Захотелось полететь к ней, как на крыльях, обнять, прижать к себе и не отпускать. Никогда.
– Любый мой! – почудился ему девичий голосок.
Не раздумывая, он побежал вниз по склону, ноги сами несли его, земля под ногами не чувствовалась. Посмотрев под ноги, он понял, что парит над землёй. Он летит к ней! Летит!
– Афанасий!
– Да! Пелагеюшка! Счас я, мигом!
– Афанасий!
– Да, милая моя, лечу!
– Афанасий, чёрт! Боров, ты никак не очнёшься что ль, куды лететь собрался?!
Хмелёв рывком сел на лавке, протирая осоловевшие от сна глаза.
– А… Пелагея?
– Дурень ты! То Василько, сотоварищ твой, окстись.
– А-а, сподобил отец небесный на сон душевный, а ты, вражина, попортил всё! Вот я тебе задам! Пошто разбудил, морда?
– На том берегу твои давешние знакомцы лес рубят. Строить нечто учинять сбираются. Десятка два, поди, будет их.
– Эка, – удивлённо поцокал языком казацкий десятник.
Казаки вышли к устью реки Уды из зарослей высокого кустарника, а прибрежная осока, казалось, надёжно скрывает их от взглядов с того берега. Там, где деловито и споро валили лес недавние знакомые Хмелёва.
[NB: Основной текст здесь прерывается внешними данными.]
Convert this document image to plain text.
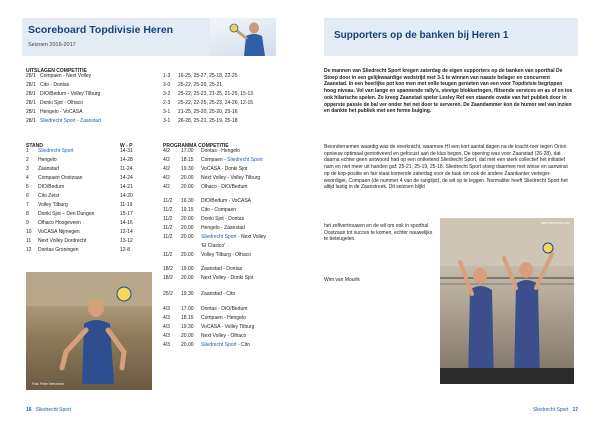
Scoreboard Topdivisie Heren
Seizoen 2016-2017
UITSLAGEN COMPETITIE
28/1 Compaen - Next Volley	1-3 16-25, 25-27, 25-18, 22-25
28/1 Cito - Dontas	3-0 25-22, 25-20, 25-21
28/1 DIO/Bedum - Volley Tilburg	3-2 25-22, 25-23, 21-25, 21-25, 15-13
28/1 Donki Sjot - Olhaco	2-3 25-22, 22-25, 25-23, 24-26, 12-15
28/1 Hengelo - VoCASA	3-1 21-25, 25-20, 25-20, 25-16
28/1 Sliedrecht Sport - Zaanstad	3-1 26-28, 25-21, 25-19, 25-18
STAND	W - P
1 Sliedrecht Sport	14-31
2 Hengelo	14-28
3 Zaanstad	11-24
4 Compaen Oostzaan	14-24
5 DIO/Bedum	14-21
6 Cito Zeist	14-20
7 Volley Tilburg	11-19
8 Donki Sjot – Den Dungen	15-17
9 Olhaco Hoogeveen	14-16
10 VoCASA Nijmegen	12-14
11 Next Volley Dordrecht	13-12
12 Dontas Groningen	12-8
PROGRAMMA COMPETITIE
4/2 17.00 Dontas - Hengelo
4/2 18.15 Compaen - Sliedrecht Sport
4/2 19.30 VoCASA - Donki Sjot
4/2 20.00 Next Volley - Volley Tilburg
4/2 20.00 Olhaco - DIO/Bedum
11/2 16.30 DIO/Bedum - VoCASA
11/2 19.15 Cito - Compaen
11/2 20.00 Donki Sjot - Dontas
11/2 20.00 Hengelo - Zaanstad
11/2 20.00 Sliedrecht Sport - Next Volley
'El Clasico'
11/2 20.00 Volley Tilburg - Olhaco
18/2 19.00 Zaanstad - Dontas
18/2 20.00 Next Volley - Donki Sjot
25/2 19.30 Zaanstad - Cito
4/3 17.00 Dontas - DIO/Bedum
4/3 18.15 Compaen - Hengelo
4/3 19.30 VoCASA - Volley Tilburg
4/3 20.00 Next Volley - Olhaco
4/3 20.00 Sliedrecht Sport - Cito
Foto: Peter Verhoeven
16 Sliedrecht Sport
Supporters op de banken bij Heren 1

De mannen van Sliedrecht Sport kregen zaterdag de eigen supporters op de banken van sporthal De Stoep door in een gelijkwaardige wedstrijd met 3-1 te winnen van naaste belager en concurrent Zaanstad. In een heerlijke pot kon men met volle teugen genieten van een voor Topdivisie begrippen hoog niveau. Vol van lange en spannende rally's, stevige blokkeringen, flitsende services en as of en toe ook hilarische spelen. Zo kreeg Zaanstad speler Lesley Ref een staande ovatie van het publiek door in opperste passie de bal ver onder het net door te serveren. De Zaandammer kon de humor wel van inzien en dankte het publiek met een ferme buiging.

Beiondernemen waardig was de veerkracht, waarmee HI een kort aantal dagen na de kracht-toer tegen Orion opnieuw optimaal gemotiveerd en gefocust aan de klus begon. De opening was voor Zaanstad (26-28), dat daarna echter geen antwoord had op een ontketend Sliedrecht Sport, dat met een sterk collectief het initiatief nam en niet meer uit handen gaf: 25-21; 25-19, 25-18. Sliedrecht Sport stoeg daarmee met winse en aanwinst op de kop-positie en fan staat komende zaterdag voor de taak om ook de andere Zaankanter verteger-woordiger, Compaen (de nummer 4 van de ranglijst), de wit op te leggen. Normaliter heeft Sliedrecht Sport het altijd lastig in de Zaanstreek. Dit seizoen blijkt

het zelfvertrouwen en de wil om ook in sporthal Oostzaan tot succes te komen, echter nauwelijks te beteugelen.

Wim van Mourik
peter verhoeven foto
Sliedrecht Sport 17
Сазонов держал в руках план Усть-Удинского форта, который вычертил сам Вячеслав. Форт представлял собой правильный квадрат с четырьмя выдающимися из стен угловыми башнями. Разметив площадку под укрепления, люди принялись расчищать её от свежих пней, кустарника и прочей растительности. Затем предстояло окопать ровики под частокол, выкопать погреб под будущей казармой и башенные подвалы. Но это потом, а сегодня надо было разметить и расчистить место под строительство. Форт должен будет встать на самом кончике полуострова, образованного слиянием Уды и Ангары, на высоком удинском берегу. Неожиданной проблемой стало несоответствие карт местности и реалий этой самой местности. Дело в том, что карты двадцать первого века давали картину Ангарского края после строительства нескольких гидроэлектростанций, которые заставили Ангару в своё время разлиться гораздо шире, чем она была до этого, образовав водохранилища и при этом затопив некогда населённые пункты, плодородные земли Приангарья и речные пороги. В реальности была совсем другая картина, тут и островки на Ангаре, тянущиеся порой на сотни метров, пороги и луга, ждущие плуга. Расположенное на удинском острове зимовье енисейцев с места будущего форта не было видно, будучи расположенным в паре сотен метров от предполагаемого строительства.
– В принципе, место совсем неплохое, – сказал Кабаржицкий, оглядывая Ангару и расстилавшееся, на сколько хватало взгляда, зелёное море леса.
– Верно, – ответил Сазонов, морщась от яркого солнечного света.
– Товарищ майор! На том берегу в траве казаки стоят. За нами наблюдают, ховаются, – доложил прибежавший морпех из охранения.
– Ну и помаши им ручкой, Слава, – улыбнулся Сазонов.
– Как это?! – недоуменно протянул морпех.
– Приветливо! – рассмеялся Кабаржицкий.
Иван Микулич сидел на лавочке, греясь на майском солнце. Сегодня был первый день, как он начал вставать. Иван шёл на поправку, хотя ещё недавно он считал, что все потуги медиков посёлка будут бесполезны и он скоро помрёт. И хотя он был ещё очень слаб, еле ходил с палкой, да и его надо было поддерживать, чтобы он не завалился на раненый бок, Иван уже знал, что он непременно поправится. Смертная маска спала с его лица, и уже робко пробивался лёгкий румянец.